Using Message Queues for Scraping (Redis, RabbitMQ) - Deployment

Learn how to use Redis and RabbitMQ message queues to build reliable, distributed web scraping systems.

Message queues decouple URL discovery from scraping. One process finds URLs to scrape, another process does the scraping. This makes your system more reliable, scalable, and easier to maintain.

Why Use a Queue?

Reliability, if a worker crashes, the URL stays in the queue
Scalability, add more workers without changing code
Rate control, workers consume at their own pace
Retry logic, failed URLs go back to the queue
Priority, important URLs get scraped first

Option 1: Redis Queue with rq

rq (Redis Queue) is the simplest Python task queue:

pip install rq redis

# tasks.py
import requests
from bs4 import BeautifulSoup
import json

def scrape_url(url: str) -> dict:
    """Task that scrapes a single URL."""
    response = requests.get(url, timeout=30, headers={
        "User-Agent": "Mozilla/5.0 (Windows NT 10.0; Win64; x64) Chrome/124.0.0.0"
    })
    soup = BeautifulSoup(response.text, "html.parser")
    title = soup.find("title")

    result = {
        "url": url,
        "status": response.status_code,
        "title": title.text.strip() if title else "",
    }

    # Save result
    with open(f"/tmp/scrape_{hash(url)}.json", "w") as f:
        json.dump(result, f)

    return result

# enqueue_urls.py
from redis import Redis
from rq import Queue
from tasks import scrape_url

redis_conn = Redis()
q = Queue(connection=redis_conn)

urls = [
    "https://example.com/page/1",
    "https://example.com/page/2",
    "https://example.com/page/3",
]

for url in urls:
    job = q.enqueue(scrape_url, url, retry=3)
    print(f"Enqueued: {url} (job {job.id})")

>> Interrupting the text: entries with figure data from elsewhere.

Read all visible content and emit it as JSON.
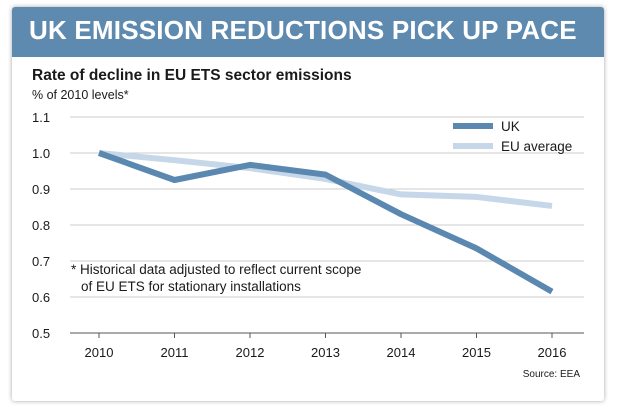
{
  "banner_title": "UK EMISSION REDUCTIONS PICK UP PACE",
  "chart_data": {
    "type": "line",
    "title": "Rate of decline in EU ETS sector emissions",
    "ylabel": "% of 2010 levels*",
    "xlabel": "",
    "categories": [
      "2010",
      "2011",
      "2012",
      "2013",
      "2014",
      "2015",
      "2016"
    ],
    "y_ticks": [
      "0.5",
      "0.6",
      "0.7",
      "0.8",
      "0.9",
      "1.0",
      "1.1"
    ],
    "ylim": [
      0.5,
      1.1
    ],
    "grid": true,
    "legend_position": "top-right",
    "series": [
      {
        "name": "UK",
        "color": "#5b88b0",
        "values": [
          1.0,
          0.925,
          0.967,
          0.94,
          0.83,
          0.735,
          0.615
        ]
      },
      {
        "name": "EU average",
        "color": "#c5d7e8",
        "values": [
          1.0,
          0.98,
          0.958,
          0.928,
          0.885,
          0.878,
          0.853
        ]
      }
    ],
    "annotation_lines": [
      "* Historical data adjusted to reflect current scope",
      "of EU ETS for stationary installations"
    ],
    "source": "Source: EEA"
  }
}
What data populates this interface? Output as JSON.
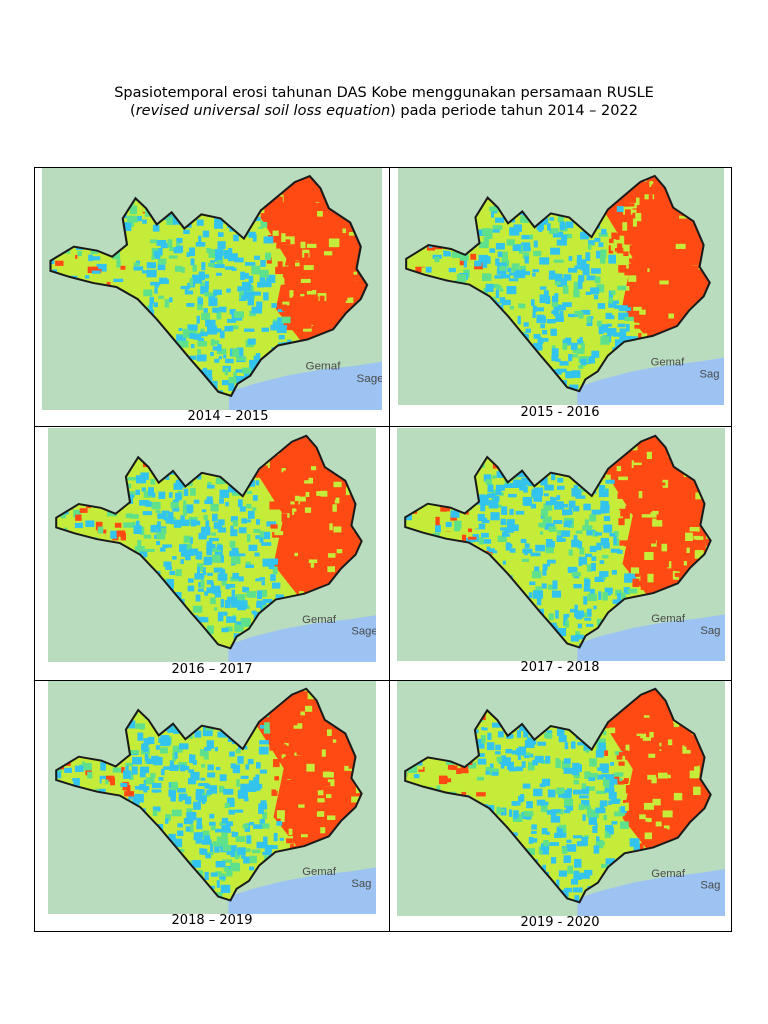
{
  "title": {
    "line1": "Spasiotemporal erosi tahunan DAS Kobe menggunakan persamaan RUSLE",
    "line2_open": "(",
    "line2_italic": "revised universal soil loss equation",
    "line2_rest": ") pada periode tahun 2014 – 2022"
  },
  "panels": [
    {
      "caption": "2014 – 2015",
      "place_labels": [
        "Gemaf",
        "Sagea"
      ]
    },
    {
      "caption": "2015 - 2016",
      "place_labels": [
        "Gemaf",
        "Sag"
      ]
    },
    {
      "caption": "2016 – 2017",
      "place_labels": [
        "Gemaf",
        "Sage"
      ]
    },
    {
      "caption": "2017 - 2018",
      "place_labels": [
        "Gemaf",
        "Sag"
      ]
    },
    {
      "caption": "2018 – 2019",
      "place_labels": [
        "Gemaf",
        "Sag"
      ]
    },
    {
      "caption": "2019 - 2020",
      "place_labels": [
        "Gemaf",
        "Sag"
      ]
    }
  ],
  "colors": {
    "background_land": "#b9dcbf",
    "sea": "#9cc3f2",
    "erosion_low": "#33c4ee",
    "erosion_mid_low": "#5fe08a",
    "erosion_mid": "#c6ec3a",
    "erosion_high": "#ff4a14",
    "boundary": "#1a1a1a"
  }
}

print(f"Queue length: {len(q)}")

# Start workers (run in separate terminals or as services)
rq worker --with-scheduler
rq worker  # Add more workers for parallel processing

Option 2: Celery with Redis/RabbitMQ

Celery is more powerful, with scheduling, retries, and monitoring built in:

pip install celery[redis]

# celery_app.py
from celery import Celery
import requests
from bs4 import BeautifulSoup

app = Celery("scraper", broker="redis://localhost:6379/0", backend="redis://localhost:6379/1")

app.conf.update(
    task_serializer="json",
    result_serializer="json",
    accept_content=["json"],
    task_acks_late=True,       # Re-queue tasks if worker crashes
    worker_prefetch_multiplier=1,  # One task at a time per worker
    task_default_retry_delay=60,
    task_max_retries=3,
)

@app.task(bind=True, max_retries=3)
def scrape_url(self, url: str) -> dict:
    try:
        response = requests.get(url, timeout=30, headers={
            "User-Agent": "Mozilla/5.0 (Windows NT 10.0; Win64; x64) Chrome/124.0.0.0"
        })
        response.raise_for_status()
        soup = BeautifulSoup(response.text, "html.parser")
        title = soup.find("title")
        return {
            "url": url,
            "title": title.text.strip() if title else "",
            "status": response.status_code,
        }
    except Exception as exc:
        raise self.retry(exc=exc)

# submit_tasks.py
from celery_app import scrape_url

urls = [f"https://example.com/page/{i}" for i in range(100)]

# Submit all URLs as tasks
results = []
for url in urls:
    result = scrape_url.delay(url)
    results.append(result)

# Check results
for r in results:
    print(r.get(timeout=120))

# Start Celery workers
celery -A celery_app worker --concurrency=4 --loglevel=info

# Monitor with Flower (optional)
pip install flower
celery -A celery_app flower

Option 3: RabbitMQ with pika

For more advanced routing and message guarantees:

import pika
import json

# Producer: enqueue URLs
connection = pika.BlockingConnection(pika.ConnectionParameters("localhost"))
channel = connection.channel()
channel.queue_declare(queue="scrape_urls", durable=True)

urls = ["https://example.com/page/1", "https://example.com/page/2"]
for url in urls:
    channel.basic_publish(
        exchange="",
        routing_key="scrape_urls",
        body=json.dumps({"url": url}),
        properties=pika.BasicProperties(delivery_mode=2),  # Persistent
    )
    print(f"Enqueued: {url}")

connection.close()

Comparison

Feature	rq	Celery	RabbitMQ (raw)
Setup complexity	Low	Medium	High
Retries	Basic	Built-in	Manual
Monitoring	rq-dashboard	Flower	Management UI
Scheduling	Via rq-scheduler	Built-in beat	External
Best for	Simple jobs	Production scrapers	Custom routing

Recommendation

Start with rq for simple projects. Move to Celery when you need retries, scheduling, and monitoring. Use RabbitMQ directly only when you need custom message routing patterns.